20080820-image8.jpg

Clark/Mellon Workshops

One of the major initiatives sponsored by the generous grant to the Clark’s Research and Academic Program is the Clark/Mellon Workshop, jointly organized with the University of Witwatersrand, Johannesburg, South Africa.

Contemporary African Art: History, Theory, and Practice: A Workshop

"Contemporary African Art: History, Theory, and Practice" was a workshop organized by the Research and Academic Program of the Clark and the Wits School of the Arts at the University of Witwatersrand (WITS) in Johannesburg, South Africa. This project, undertaken with the generous support of the Andrew W. Mellon Foundation, examined more than forty years of art historical scholarship about modern and contemporary African art. The two components of the workshop, international gatherings of distinguished scholars and artists, took place in 2007 and 2008. The initial phase of the workshop was held at WITS (October 25–28, 2007), and the second phase at the Clark in Williamstown, Massachusetts (May 22–25, 2008). This was followed by a Getty-funded residency for African participants in Williamstown and New York City from May 25–30.
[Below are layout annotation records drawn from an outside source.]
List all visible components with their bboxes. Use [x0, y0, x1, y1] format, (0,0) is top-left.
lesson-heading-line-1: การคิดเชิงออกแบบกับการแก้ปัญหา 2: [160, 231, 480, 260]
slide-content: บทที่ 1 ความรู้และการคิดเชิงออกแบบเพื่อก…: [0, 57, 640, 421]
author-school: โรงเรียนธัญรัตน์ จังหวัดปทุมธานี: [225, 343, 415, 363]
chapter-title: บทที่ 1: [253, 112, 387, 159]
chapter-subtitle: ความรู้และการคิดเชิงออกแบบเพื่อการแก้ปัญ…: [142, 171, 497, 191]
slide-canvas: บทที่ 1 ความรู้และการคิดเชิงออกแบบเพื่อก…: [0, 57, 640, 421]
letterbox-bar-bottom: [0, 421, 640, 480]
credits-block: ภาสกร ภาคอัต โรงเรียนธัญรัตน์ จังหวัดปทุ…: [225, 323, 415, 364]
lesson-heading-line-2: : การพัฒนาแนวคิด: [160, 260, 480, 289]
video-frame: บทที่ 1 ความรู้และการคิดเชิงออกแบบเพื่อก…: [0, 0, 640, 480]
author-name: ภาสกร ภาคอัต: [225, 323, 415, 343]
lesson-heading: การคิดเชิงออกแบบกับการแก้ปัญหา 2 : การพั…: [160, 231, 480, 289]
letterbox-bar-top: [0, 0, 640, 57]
"Contemporary African Art" addressed several pointed commissions in art historical scholarship regarding modern and contemporary African art. Continental in scope, it included the participation of scholars working on key artists and art movements from Egypt to South Africa, from Senegal to Kenya. Many exhibitions and accompanying catalogues have largely focused on Nigerian and/or South African artists and have largely ignored the prolific and important contributions of African artists of Arab descent and/or African artists of South Asian descent, for example. This project addressed a diversity of under-explored ethnic and geographical areas in terms of scholarship within the field. In addition, it presented the work of scholars focused on a broad range of oft-neglected African artists, art movements, and collectives such as the Dakar Biennales and Morocco’s L’appartment 22.

Workshop participants included the following scholars: Meskerem Assegued (Zoma Contemporary Art Center, Addis Ababa, Ethiopia), Allan de Souza (San Francisco Art Institute), Elizabeth Harney (University of Toronto), Salah Hassan (Cornell University), Abdellah Karroum (L’appartement 22, Rabat, Morocco), David Koloane (artist), Yacouba Konate (University of Cocody, Abidjan, Ivory Coast), Gabi Ngcobo (independent curator, Cape Town, South Africa), Steven Nelson (University of California, Los Angeles), Chika Okeke-Agulu (Clark Fellow, 2007-2008, and Princeton University), Colin Richards (University of Witwatersrand, Johannesburg, South Africa), Sunanda K. Sanyal (Art Institute of Boston), and Jessica Winegar (Temple University). Workshop session topics, representing key issues in the field, were as follows: "Pedagogy: Art and Art History in Africa"; "Patronage: State, Private, Museology, and Publications"; "Curatorial Practices and the Politics of Representation in Contemporary African Art"; "Art and Post-Apartheid South Africa"; "The Transnational Issues"; "Gender: New Frontiers, Imperatives, and Scholarship"; "Comparative Issues"; and "New Directions in the Field: A Roundtable."